A person who sells real-estate has the option of “redeeming” the land from the purchaser — provided that two years have passed from the date of purchase. The total price for which the land was sold is divided by the amount of years from the time of purchase until the next Jubilee year (when the land would anyhow return to the owner) in order to determine the price per year, and the original owner refunds the buyer however much money he had paid for the remaining years. A relative of the seller may also redeem the land on behalf of his family member.

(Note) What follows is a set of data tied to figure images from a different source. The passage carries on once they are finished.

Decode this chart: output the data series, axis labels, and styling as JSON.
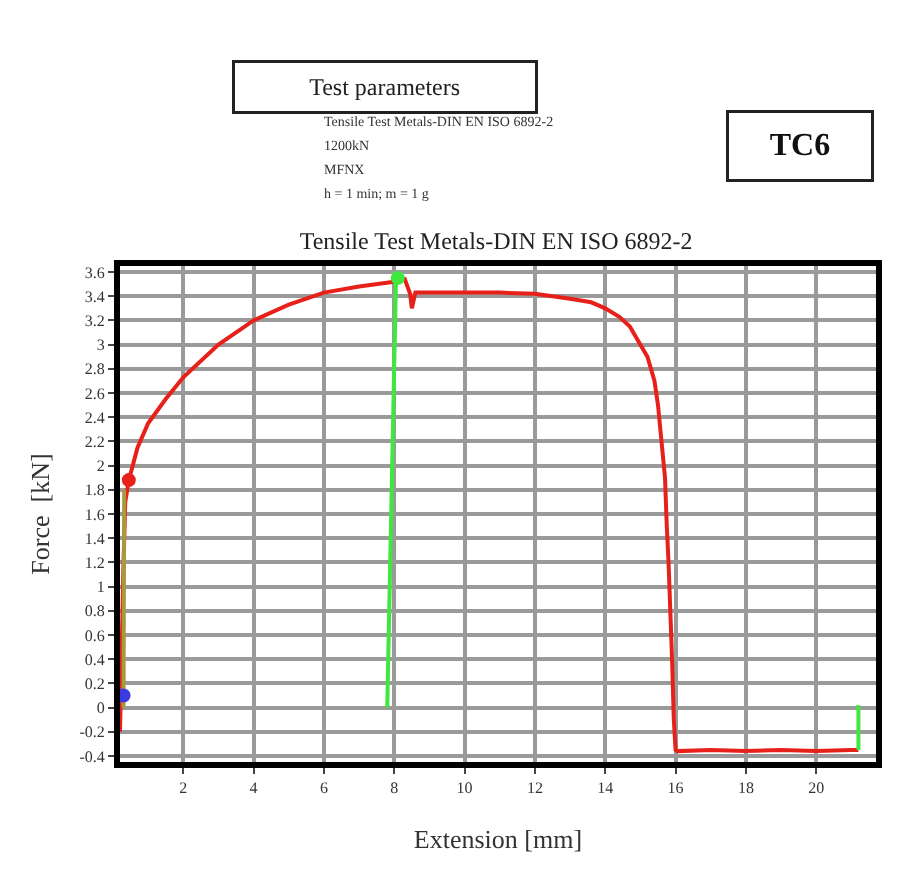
{
  "chart_data": {
    "type": "line",
    "title": "Tensile Test Metals-DIN EN ISO 6892-2",
    "xlabel": "Extension [mm]",
    "ylabel": "Force  [kN]",
    "annotations": [
      "Test parameters",
      "Tensile Test Metals-DIN EN ISO 6892-2",
      "1200kN",
      "MFNX",
      "h = 1 min; m = 1 g",
      "TC6"
    ],
    "series": [
      {
        "color": "#e8201a",
        "x": [
          0.2,
          0.25,
          0.3,
          0.35,
          0.45,
          0.7,
          1.0,
          1.5,
          2.0,
          3.0,
          4.0,
          5.0,
          6.0,
          7.0,
          8.0,
          8.3,
          8.45,
          8.5,
          8.6,
          9.0,
          10.0,
          11.0,
          12.0,
          13.0,
          13.6,
          14.0,
          14.4,
          14.7,
          15.0,
          15.2,
          15.4,
          15.5,
          15.6,
          15.7,
          15.75,
          15.8,
          15.85,
          15.9,
          15.95,
          16.0,
          16.05,
          17.0,
          18.0,
          19.0,
          20.0,
          21.0,
          21.2
        ],
        "values": [
          -0.2,
          0.5,
          1.2,
          1.7,
          1.88,
          2.15,
          2.35,
          2.55,
          2.73,
          3.0,
          3.2,
          3.33,
          3.43,
          3.48,
          3.52,
          3.54,
          3.42,
          3.3,
          3.43,
          3.43,
          3.43,
          3.43,
          3.42,
          3.38,
          3.35,
          3.3,
          3.23,
          3.15,
          3.0,
          2.9,
          2.7,
          2.5,
          2.2,
          1.9,
          1.5,
          1.2,
          0.8,
          0.4,
          -0.1,
          -0.35,
          -0.36,
          -0.35,
          -0.36,
          -0.35,
          -0.36,
          -0.35,
          -0.35
        ]
      },
      {
        "color": "#a89a3a",
        "x": [
          0.3,
          0.32
        ],
        "values": [
          0.0,
          1.8
        ]
      },
      {
        "color": "#3ee83e",
        "x": [
          7.8,
          8.05
        ],
        "values": [
          0.0,
          3.55
        ]
      },
      {
        "color": "#3ee83e",
        "x": [
          21.2,
          21.2
        ],
        "values": [
          -0.35,
          0.02
        ]
      },
      {
        "type": "scatter",
        "color": "#3ee83e",
        "x": [
          8.1
        ],
        "values": [
          3.55
        ]
      },
      {
        "type": "scatter",
        "color": "#e8201a",
        "x": [
          0.45
        ],
        "values": [
          1.88
        ]
      },
      {
        "type": "scatter",
        "color": "#3a3ae0",
        "x": [
          0.3
        ],
        "values": [
          0.1
        ]
      }
    ],
    "xlim": [
      0.2,
      21.7
    ],
    "xticks": [
      2,
      4,
      6,
      8,
      10,
      12,
      14,
      16,
      18,
      20
    ],
    "ylim": [
      -0.45,
      3.65
    ],
    "yticks": [
      -0.4,
      -0.2,
      0,
      0.2,
      0.4,
      0.6,
      0.8,
      1,
      1.2,
      1.4,
      1.6,
      1.8,
      2,
      2.2,
      2.4,
      2.6,
      2.8,
      3,
      3.2,
      3.4,
      3.6
    ],
    "grid": true
  }
}
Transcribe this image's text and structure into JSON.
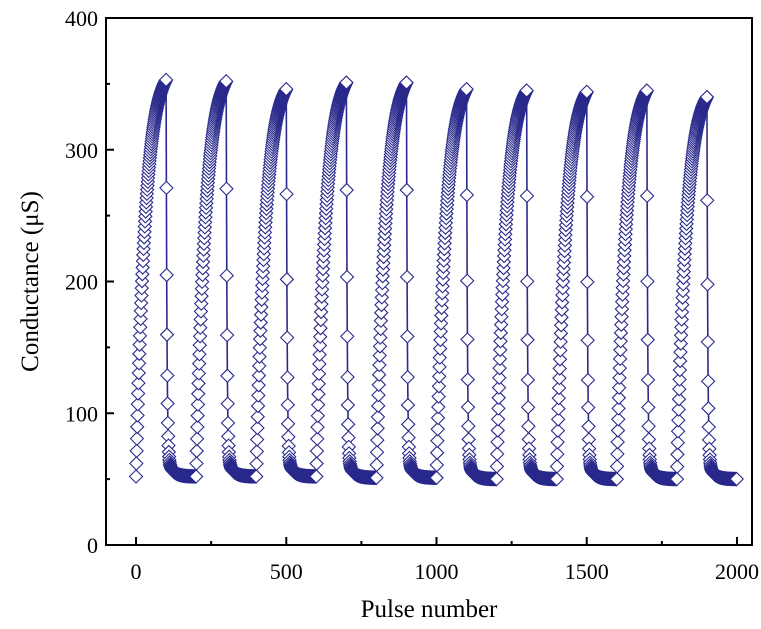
{
  "chart_data": {
    "type": "scatter",
    "title": "",
    "xlabel": "Pulse number",
    "ylabel": "Conductance (μS)",
    "xlim": [
      -100,
      2050
    ],
    "ylim": [
      0,
      400
    ],
    "xticks": [
      0,
      500,
      1000,
      1500,
      2000
    ],
    "yticks": [
      0,
      100,
      200,
      300,
      400
    ],
    "xtick_labels": [
      "0",
      "500",
      "1000",
      "1500",
      "2000"
    ],
    "ytick_labels": [
      "0",
      "100",
      "200",
      "300",
      "400"
    ],
    "grid": false,
    "legend": "none",
    "marker": "open-diamond",
    "color": "#2a2a8c",
    "connected": true,
    "cycles": {
      "count": 10,
      "pulses_per_cycle": 200,
      "potentiation_pulses": 100,
      "depression_pulses": 100,
      "start_x": [
        0,
        200,
        400,
        600,
        800,
        1000,
        1200,
        1400,
        1600,
        1800
      ],
      "min_values": [
        52,
        52,
        52,
        52,
        51,
        51,
        50,
        50,
        50,
        50
      ],
      "max_values": [
        353,
        352,
        346,
        351,
        351,
        346,
        345,
        344,
        345,
        340
      ]
    }
  }
}
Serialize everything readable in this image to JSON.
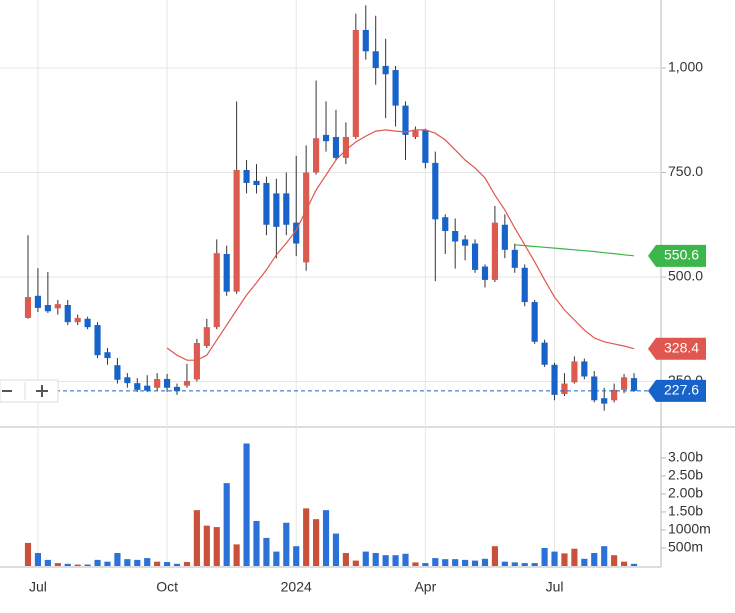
{
  "chart_data": {
    "type": "candlestick",
    "categories": [
      null,
      "Jul",
      null,
      null,
      null,
      null,
      null,
      null,
      null,
      null,
      null,
      null,
      null,
      null,
      "Oct",
      null,
      null,
      null,
      null,
      null,
      null,
      null,
      null,
      null,
      null,
      null,
      null,
      "2024",
      null,
      null,
      null,
      null,
      null,
      null,
      null,
      null,
      null,
      null,
      null,
      null,
      "Apr",
      null,
      null,
      null,
      null,
      null,
      null,
      null,
      null,
      null,
      null,
      null,
      null,
      "Jul",
      null,
      null,
      null,
      null,
      null,
      null,
      null,
      null
    ],
    "open": [
      402,
      455,
      433,
      425,
      433,
      392,
      400,
      385,
      320,
      289,
      260,
      246,
      240,
      235,
      256,
      237,
      240,
      255,
      335,
      380,
      555,
      465,
      756,
      730,
      725,
      700,
      700,
      630,
      535,
      750,
      840,
      835,
      785,
      835,
      1091,
      1040,
      1005,
      995,
      910,
      835,
      852,
      773,
      643,
      610,
      590,
      580,
      525,
      493,
      625,
      565,
      522,
      440,
      343,
      290,
      220,
      248,
      298,
      262,
      210,
      205,
      230,
      258
    ],
    "high": [
      600,
      521,
      512,
      445,
      445,
      410,
      405,
      392,
      330,
      306,
      270,
      258,
      265,
      270,
      268,
      245,
      292,
      352,
      400,
      590,
      575,
      920,
      780,
      770,
      740,
      735,
      750,
      790,
      815,
      970,
      920,
      900,
      870,
      1130,
      1150,
      1125,
      1070,
      1005,
      920,
      860,
      855,
      800,
      650,
      640,
      600,
      590,
      530,
      670,
      650,
      580,
      530,
      445,
      350,
      295,
      270,
      310,
      305,
      275,
      235,
      245,
      268,
      270
    ],
    "low": [
      400,
      416,
      414,
      410,
      385,
      385,
      375,
      306,
      290,
      245,
      235,
      225,
      225,
      228,
      225,
      218,
      235,
      250,
      330,
      375,
      455,
      460,
      700,
      700,
      600,
      545,
      600,
      550,
      515,
      745,
      800,
      780,
      770,
      830,
      1020,
      960,
      880,
      860,
      780,
      830,
      760,
      490,
      555,
      520,
      540,
      510,
      475,
      488,
      545,
      510,
      430,
      340,
      285,
      205,
      215,
      245,
      255,
      200,
      180,
      200,
      222,
      225
    ],
    "close": [
      452,
      426,
      418,
      435,
      392,
      402,
      380,
      313,
      306,
      254,
      246,
      230,
      228,
      256,
      235,
      227,
      251,
      342,
      380,
      557,
      465,
      756,
      725,
      720,
      625,
      620,
      625,
      580,
      750,
      832,
      825,
      785,
      835,
      1091,
      1040,
      1000,
      985,
      910,
      840,
      850,
      773,
      638,
      610,
      585,
      575,
      517,
      493,
      630,
      565,
      522,
      440,
      345,
      290,
      218,
      245,
      298,
      262,
      205,
      197,
      230,
      260,
      227.6
    ],
    "up_color": "#dc5a4f",
    "down_color": "#1763c9",
    "ylim": [
      141.1,
      1162.7
    ],
    "yticks": [
      {
        "value": 250,
        "label": "250.0"
      },
      {
        "value": 500,
        "label": "500.0"
      },
      {
        "value": 750,
        "label": "750.0"
      },
      {
        "value": 1000,
        "label": "1,000"
      }
    ],
    "lines": [
      {
        "color": "#e0574f",
        "values": [
          null,
          null,
          null,
          null,
          null,
          null,
          null,
          null,
          null,
          null,
          null,
          null,
          null,
          null,
          330,
          313,
          301,
          301,
          313,
          349,
          385,
          421,
          457,
          486,
          517,
          553,
          581,
          612,
          660,
          708,
          744,
          780,
          804,
          823,
          837,
          849,
          852,
          849,
          847,
          852,
          852,
          844,
          828,
          804,
          780,
          761,
          737,
          696,
          660,
          617,
          577,
          536,
          493,
          452,
          421,
          397,
          373,
          354,
          345,
          340,
          335,
          328.4
        ]
      },
      {
        "color": "#3cb54a",
        "values": [
          null,
          null,
          null,
          null,
          null,
          null,
          null,
          null,
          null,
          null,
          null,
          null,
          null,
          null,
          null,
          null,
          null,
          null,
          null,
          null,
          null,
          null,
          null,
          null,
          null,
          null,
          null,
          null,
          null,
          null,
          null,
          null,
          null,
          null,
          null,
          null,
          null,
          null,
          null,
          null,
          null,
          null,
          null,
          null,
          null,
          null,
          null,
          null,
          null,
          577,
          575,
          573,
          571,
          569,
          567,
          565,
          563,
          561,
          558,
          556,
          553,
          550.6
        ]
      }
    ],
    "volume": {
      "up_color": "#c9513a",
      "down_color": "#2a71d8",
      "values": [
        0.64,
        0.36,
        0.17,
        0.08,
        0.06,
        0.04,
        0.04,
        0.17,
        0.12,
        0.36,
        0.19,
        0.17,
        0.22,
        0.12,
        0.11,
        0.06,
        0.11,
        1.55,
        1.12,
        1.08,
        2.3,
        0.6,
        3.4,
        1.25,
        0.78,
        0.4,
        1.2,
        0.55,
        1.6,
        1.3,
        1.55,
        0.9,
        0.36,
        0.15,
        0.4,
        0.36,
        0.3,
        0.3,
        0.34,
        0.1,
        0.08,
        0.22,
        0.19,
        0.19,
        0.17,
        0.15,
        0.2,
        0.55,
        0.12,
        0.1,
        0.08,
        0.08,
        0.5,
        0.4,
        0.35,
        0.48,
        0.2,
        0.36,
        0.55,
        0.3,
        0.12,
        0.06
      ],
      "ylim": [
        0,
        3.83
      ],
      "yticks": [
        {
          "value": 0.5,
          "label": "500m"
        },
        {
          "value": 1,
          "label": "1000m"
        },
        {
          "value": 1.5,
          "label": "1.50b"
        },
        {
          "value": 2,
          "label": "2.00b"
        },
        {
          "value": 2.5,
          "label": "2.50b"
        },
        {
          "value": 3,
          "label": "3.00b"
        }
      ]
    }
  }
}
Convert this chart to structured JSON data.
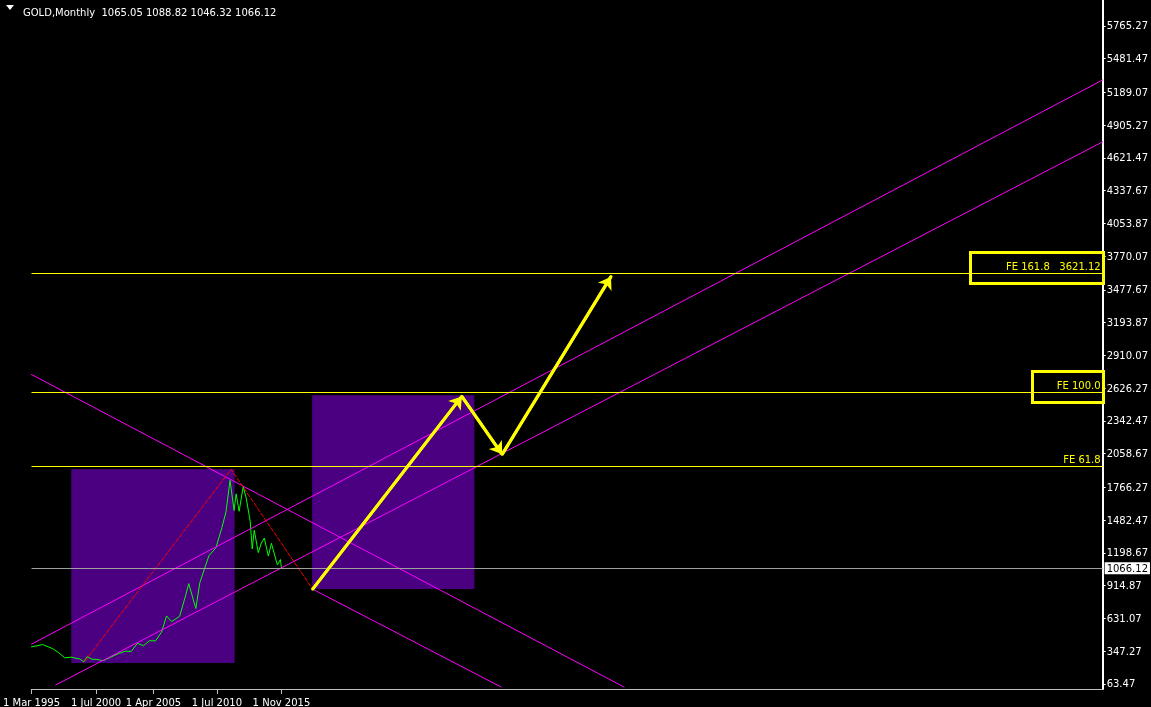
{
  "chart_data": {
    "type": "line",
    "title": "GOLD,Monthly  1065.05 1088.82 1046.32 1066.12",
    "xlim": [
      "1995-03",
      "2083-10"
    ],
    "xticks": [
      {
        "value": "1995-03-01",
        "label": "1 Mar 1995"
      },
      {
        "value": "2000-07-01",
        "label": "1 Jul 2000"
      },
      {
        "value": "2005-04-01",
        "label": "1 Apr 2005"
      },
      {
        "value": "2010-07-01",
        "label": "1 Jul 2010"
      },
      {
        "value": "2015-11-01",
        "label": "1 Nov 2015"
      }
    ],
    "ylim": [
      20,
      5990
    ],
    "yticks": [
      63.47,
      347.27,
      631.07,
      914.87,
      1198.67,
      1482.47,
      1766.27,
      2058.67,
      2342.47,
      2626.27,
      2910.07,
      3193.87,
      3477.67,
      3770.07,
      4053.87,
      4337.67,
      4621.47,
      4905.27,
      5189.07,
      5481.47,
      5765.27
    ],
    "grid": false,
    "marker": "none",
    "series": [
      {
        "type": "area",
        "color": "#4b0082",
        "x": [
          "1998-07",
          "1998-07",
          "2011-12",
          "2011-12"
        ],
        "values": [
          250,
          1920,
          1920,
          250
        ]
      },
      {
        "type": "area",
        "color": "#4b0082",
        "x": [
          "2018-06",
          "2018-06",
          "2031-10",
          "2031-10"
        ],
        "values": [
          890,
          2560,
          2560,
          890
        ]
      },
      {
        "type": "line",
        "color": "#00ff00",
        "x": [
          "1995-03",
          "1996-02",
          "1996-12",
          "1997-06",
          "1997-12",
          "1998-06",
          "1999-03",
          "1999-07",
          "1999-10",
          "2000-03",
          "2000-07",
          "2001-02",
          "2001-09",
          "2002-05",
          "2002-12",
          "2003-06",
          "2003-12",
          "2004-06",
          "2004-12",
          "2005-06",
          "2005-12",
          "2006-05",
          "2006-10",
          "2007-06",
          "2007-12",
          "2008-03",
          "2008-10",
          "2009-02",
          "2009-11",
          "2010-06",
          "2010-12",
          "2011-04",
          "2011-08",
          "2011-12",
          "2012-02",
          "2012-05",
          "2012-09",
          "2012-12",
          "2013-04",
          "2013-06",
          "2013-08",
          "2013-12",
          "2014-03",
          "2014-06",
          "2014-10",
          "2015-01",
          "2015-07",
          "2015-10",
          "2015-11"
        ],
        "values": [
          385,
          405,
          369,
          334,
          290,
          296,
          280,
          255,
          300,
          278,
          277,
          266,
          293,
          326,
          347,
          346,
          416,
          395,
          438,
          437,
          513,
          653,
          604,
          650,
          834,
          933,
          718,
          943,
          1175,
          1244,
          1421,
          1556,
          1828,
          1566,
          1711,
          1560,
          1772,
          1675,
          1472,
          1234,
          1396,
          1202,
          1284,
          1327,
          1172,
          1283,
          1095,
          1142,
          1066
        ]
      },
      {
        "type": "line",
        "color": "#ff00ff",
        "x": [
          "1995-03",
          "2044-03"
        ],
        "values": [
          2745,
          37
        ]
      },
      {
        "type": "line",
        "color": "#ff00ff",
        "x": [
          "2018-06",
          "2034-01"
        ],
        "values": [
          885,
          37
        ]
      },
      {
        "type": "line",
        "color": "#ff00ff",
        "x": [
          "1995-03",
          "2083-10"
        ],
        "values": [
          409,
          5297
        ]
      },
      {
        "type": "line",
        "color": "#ff00ff",
        "x": [
          "1997-03",
          "2083-10"
        ],
        "values": [
          55,
          4761
        ]
      },
      {
        "type": "line",
        "color": "#ff0000",
        "line_style": "dashed",
        "x": [
          "1999-08",
          "2011-09",
          "2018-06"
        ],
        "values": [
          262,
          1923,
          885
        ]
      },
      {
        "type": "line",
        "color": "#ffff00",
        "x": [
          "2018-06",
          "2030-10",
          "2034-02",
          "2043-02"
        ],
        "values": [
          885,
          2555,
          2053,
          3593
        ]
      }
    ],
    "ref_lines": [
      {
        "axis": "y",
        "value": 1950,
        "label": "FE 61.8",
        "color": "#ffff00"
      },
      {
        "axis": "y",
        "value": 2590,
        "label": "FE 100.0",
        "color": "#ffff00"
      },
      {
        "axis": "y",
        "value": 3621.12,
        "label": "FE 161.8   3621.12",
        "color": "#ffff00"
      },
      {
        "axis": "y",
        "value": 1066.12,
        "label": "1066.12",
        "color": "#a0a0a0"
      }
    ]
  }
}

All the laws mentioned above apply to fields and homes in un-walled cities. Homes in walled cities, on the other hand, may be redeemed for their full value for up to one year after the sale. If not redeemed within the year, they become the permanent property of the buyer, and they are not released by the Jubilee. Another exception to these rules is the property allotted to the Levites. The homes and fields in the forty-eight Levite cities are always redeemable — from the moment of purchase until the Jubilee year, when in any event they revert to their owners. We are then commanded to assist our brethren by coming to their aid before they become financially ruined and dependent on the help of others. We are also forbidden to charge interest on a loan to a fellow Jew.
We are commanded to treat Jewish slaves respectfully, never subjecting them to demeaning labour.
The Torah prescribes the redemption process for a Jew sold into slavery to a non-Jewish master. The same formula described above (Fourth Aliyah) is employed. Either the slave himself or one of his relatives refunds the master the amount of money that corresponds to the years remaining until the Jubilee — when the slave will go free even if he had not been “redeemed.” The section concludes with a brief mention of the prohibition against idolatry, and the requirement that we observe the Shabbat and revere the Holy Sanctuary.